In the picture here the ejector and piping are partially obscured by the injector water valve and its piping. The ejector is just under the footplate and has its check valve underneath. Then we have the bent pipe to the connector on the drag beam.
The displacement lubricators mounted in front of the smokebox didn't work probably due to the length of connecting pipes from the lubricators to the steam pipes. So I fitted two mechanical lubricators above the motion brackets with pipes to the original connections on the steam pipes. The reciprocating motion for these lubricators comes from the vertical movement of the valve rods. I chose the vertical movement because it is fairly constant for all positions of the reversing lever whereas the horizontal movement reduces when the lever is moved from full gear.
I had to reposition the stationary pawl on one lubricator because they're not designed to operate with the crank arm horizontal. I also bent the spring ends so it would sit along the crank arm and not clash with the link to the valve rod. The mounting points for the vertical link were designed so the vertical movement in the valve rod would result in 1.5 times the required movement to advance one click on the ratchet wheel. The vertical link can be adjusted so the travel starts 1/4 of a click early and finished 1/4 of a click late so ensure the lubricator reliably advances one click each time.

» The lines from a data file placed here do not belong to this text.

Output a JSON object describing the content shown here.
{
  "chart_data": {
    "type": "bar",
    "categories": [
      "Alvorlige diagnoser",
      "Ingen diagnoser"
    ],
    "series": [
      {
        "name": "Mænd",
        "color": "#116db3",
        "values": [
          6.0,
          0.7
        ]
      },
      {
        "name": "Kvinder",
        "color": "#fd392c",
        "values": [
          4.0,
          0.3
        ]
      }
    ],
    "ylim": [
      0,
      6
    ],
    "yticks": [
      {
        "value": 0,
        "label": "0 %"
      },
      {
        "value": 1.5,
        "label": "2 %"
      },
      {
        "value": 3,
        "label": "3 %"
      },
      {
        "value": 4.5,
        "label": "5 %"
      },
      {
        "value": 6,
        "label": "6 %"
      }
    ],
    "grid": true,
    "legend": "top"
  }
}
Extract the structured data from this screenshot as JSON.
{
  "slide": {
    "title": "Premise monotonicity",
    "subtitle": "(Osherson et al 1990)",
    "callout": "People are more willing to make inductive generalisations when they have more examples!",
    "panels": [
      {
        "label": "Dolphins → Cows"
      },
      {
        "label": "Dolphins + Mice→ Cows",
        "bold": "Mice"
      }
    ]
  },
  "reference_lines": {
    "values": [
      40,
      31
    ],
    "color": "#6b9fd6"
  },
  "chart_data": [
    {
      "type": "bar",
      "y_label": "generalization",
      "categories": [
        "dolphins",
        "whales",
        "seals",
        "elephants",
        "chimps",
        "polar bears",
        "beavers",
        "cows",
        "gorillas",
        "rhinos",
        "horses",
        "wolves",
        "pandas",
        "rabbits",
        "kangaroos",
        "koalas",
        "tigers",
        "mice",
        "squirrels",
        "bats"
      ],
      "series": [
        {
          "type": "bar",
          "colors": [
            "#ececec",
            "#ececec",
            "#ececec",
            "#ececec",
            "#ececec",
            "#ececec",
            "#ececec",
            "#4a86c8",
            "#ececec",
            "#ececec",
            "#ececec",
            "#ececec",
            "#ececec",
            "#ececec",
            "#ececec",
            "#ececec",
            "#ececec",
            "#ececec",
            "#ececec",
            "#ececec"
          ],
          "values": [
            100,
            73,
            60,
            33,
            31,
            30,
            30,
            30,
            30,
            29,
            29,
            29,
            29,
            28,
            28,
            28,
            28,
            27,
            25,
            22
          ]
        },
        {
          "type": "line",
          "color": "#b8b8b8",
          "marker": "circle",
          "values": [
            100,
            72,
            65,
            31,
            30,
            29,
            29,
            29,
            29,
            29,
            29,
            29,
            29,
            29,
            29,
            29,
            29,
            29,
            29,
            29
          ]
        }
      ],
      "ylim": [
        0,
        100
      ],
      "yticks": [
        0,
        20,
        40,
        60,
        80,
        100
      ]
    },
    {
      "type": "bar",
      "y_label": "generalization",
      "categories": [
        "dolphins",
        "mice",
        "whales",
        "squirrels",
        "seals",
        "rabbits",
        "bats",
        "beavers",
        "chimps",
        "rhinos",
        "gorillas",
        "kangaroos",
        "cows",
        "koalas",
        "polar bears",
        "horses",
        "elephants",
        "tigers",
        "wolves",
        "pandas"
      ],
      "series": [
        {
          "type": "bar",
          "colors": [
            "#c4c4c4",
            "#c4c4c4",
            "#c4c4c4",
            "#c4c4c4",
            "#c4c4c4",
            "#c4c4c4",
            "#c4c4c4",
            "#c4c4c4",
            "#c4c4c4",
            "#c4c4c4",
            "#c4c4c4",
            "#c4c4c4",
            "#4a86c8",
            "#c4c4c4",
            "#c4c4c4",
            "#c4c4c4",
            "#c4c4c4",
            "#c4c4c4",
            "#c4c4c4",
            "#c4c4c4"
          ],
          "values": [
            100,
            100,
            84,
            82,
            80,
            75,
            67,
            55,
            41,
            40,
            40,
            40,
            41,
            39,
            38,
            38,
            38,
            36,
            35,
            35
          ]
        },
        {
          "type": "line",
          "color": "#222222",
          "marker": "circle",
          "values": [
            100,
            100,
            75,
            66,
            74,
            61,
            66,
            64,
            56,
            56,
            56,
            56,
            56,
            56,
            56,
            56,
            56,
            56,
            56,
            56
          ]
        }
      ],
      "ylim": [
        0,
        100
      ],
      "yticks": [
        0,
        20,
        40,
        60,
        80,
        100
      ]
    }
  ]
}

The whistle used to be mounted on the back buffer beam and the steam pipe wrapped around the outside of the footplate which was less than ideal. Also, why would anybody have a whistle that directs the noise towards the driver ? Luckily the whistle just fits on the cab front above the saddle tank. I made some mounting brackets and fitted the whistle to the front of the cab and remade the steam pipe to suit.
The whistle works better now because any condensation dribbles out rather than staying in the cylinder. And it's a great decoration for the loco.
The water gauges use 5.5mm (7/32") glass tube with white and blue stripes to assist in checking the water level. These glasses weren't positioned correctly (blue line off to one side rather than being at the back) so I decided to loosen the gland nuts and twist the glasses to the optimum position. Of course one glass then leaked and I skillfully managed to break it when trying to fix the leak.
Unfortunately this 5.5mm glass seems to be a thing of the past and unobtainable now. I had a length of 5mm glass and I managed to cut a 50mm length as the replacement glass. However the holes in the gland nuts are too big for this smaller glass so I made replacement nuts and also the sleeve that sets the lower visible water level so it is 10% above the firebox crown. The new glass doesn't have the stripe at the back but it will suffice until I get some 5mm lined glass.
The optimum O-rings to seal here are P5 (metric) or 008 (imperial). I used slices of soft plastic tube supplied by Kelly when I bought the glass tube years ago. The suggested seals now are 5mm x 1mm Viton rings.
This picture clearly shows the Bagnall boiler. The large barrel at the back contains the circular firebox which extends up towards the top of the main barrel.
The main barrel is full of flue tubes and the top quarter can be steam space. But if the boiler is full the only steam space is the top of the firebox barrel. The inner firefox is circular with the grate about one third from the bottom with the ashpan underneath. There is a vertical plate at the front of the grate to stop the fire from falling forward and into the flue tubes. One issue with this type of boiler is that if ash or coals get over the plate they can't escape and will block the flue tubes.
There is no lagging or cladding on this boiler - an unusual omission. Lagging the main barrel should be doable but covering the firebox area will take much more work.